L'Allemagne sera le pays mis à l'honneur avec une délégation de près de 200 start-up dans des domaines allant de l'IA à la greentech (start-up spécialisées dans les questions environnementales). Le ministre du Numérique allemand, Karsten Wildberger, sera présent, ainsi que des dirigeants de grands groupes industriels et technologiques comme Siemens et SAP.

Le président français Emmanuel Macron est attendu sur scène jeudi pour défendre la vision d'une France et d'une Europe en pointe sur les technologies de rupture comme l'IA et le quantique.

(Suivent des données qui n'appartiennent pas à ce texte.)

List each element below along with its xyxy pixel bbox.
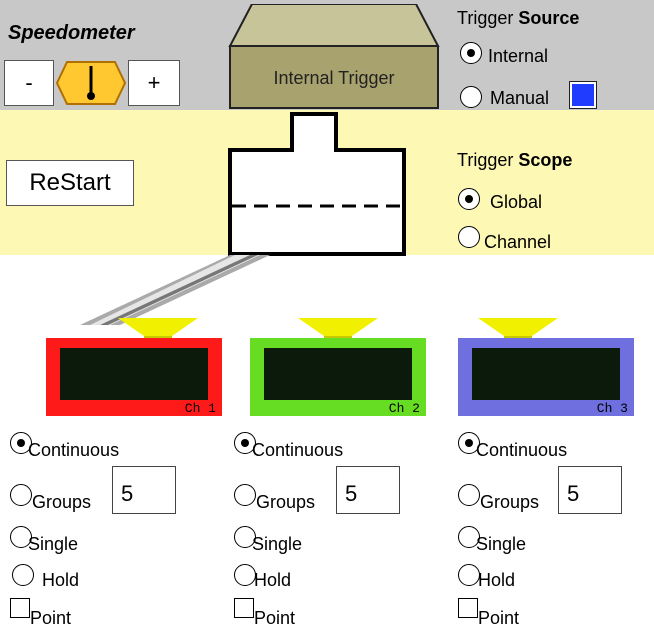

Le Premier ministre indien Narendra Modi, présent en France pour le G7 qui aura lieu à Évian de lundi à mercredi, doit aussi s'exprimer.

Aux côtés de la France émerge ainsi une "coalition de puissances non hégémoniques", ou "non alignées", avec l'Inde, le Canada, le Japon, qui veulent peser face à la sphère d'influence américaine et chinoise dans l'IA, explique à l'AFP Sylvain Duranton, directeur monde de l'entité tech du cabinet de conseil BCG.

Robots à tout-va

Danse, transport de charges lourdes, nettoyage, accueil hôtelier: les robots dopés à l'IA seront sous les feux des projecteurs avec de nombreuses démonstrations prévues tout au long de la semaine.

Les humanoïdes des entreprises chinoises Unitree et Agibot promettent d'émerveiller les spectateurs avec des prouesses en matière de déplacements, tandis que les start-up européennes de robotique comme Genesis, Botiful ou encore Pal Robotics présenteront elles aussi leurs dernières nouveautés.

"C'est une incarnation de l'IA de demain avec tous les fantasmes et les peurs associés", estime Thomas Husson, analyste du cabinet Forrester.

Cette vague de l'IA physique, qui permet d'animer les robots, est due entre autres à la baisse du coût des automates, qui a chuté de 30 à 40% par rapport à l'an dernier, selon M. Duranton, et à une amélioration des modèles d'IA destinés à les entraîner.

Au-delà du "show", le salon offrira aussi une approche plus industrielle avec des acteurs comme l'armateur français CMA CGM qui montrera comment un robot peut fluidifier des activités logistiques.

Invités de marque et surprise

Parmi les personnalités et chefs d'entreprises, seront notamment présents le Français Yann LeCun, ancien responsable de recherche IA au sein de Meta, qui a fondé sa start-up AMI; David Limp, le directeur général de Blue Origin et Peter Steinberger, le créateur autrichien d'OpenClaw, un outil de déploiement d'agents d'IA capables de gérer des tâches de façon autonome pour les utilisateurs, qui a connu un succès mondial fulgurant.

Shantanu Narayen, patron d'Adobe, Christophe Fouquet, directeur général d'ASML et Joe Tsai, président du géant chinois du e-commerce Alibaba sont aussi annoncés. Les organisateurs ménagent le suspense autour de la présence d'un "invité surprise" dont le nom doit être dévoilé en début de semaine prochaine.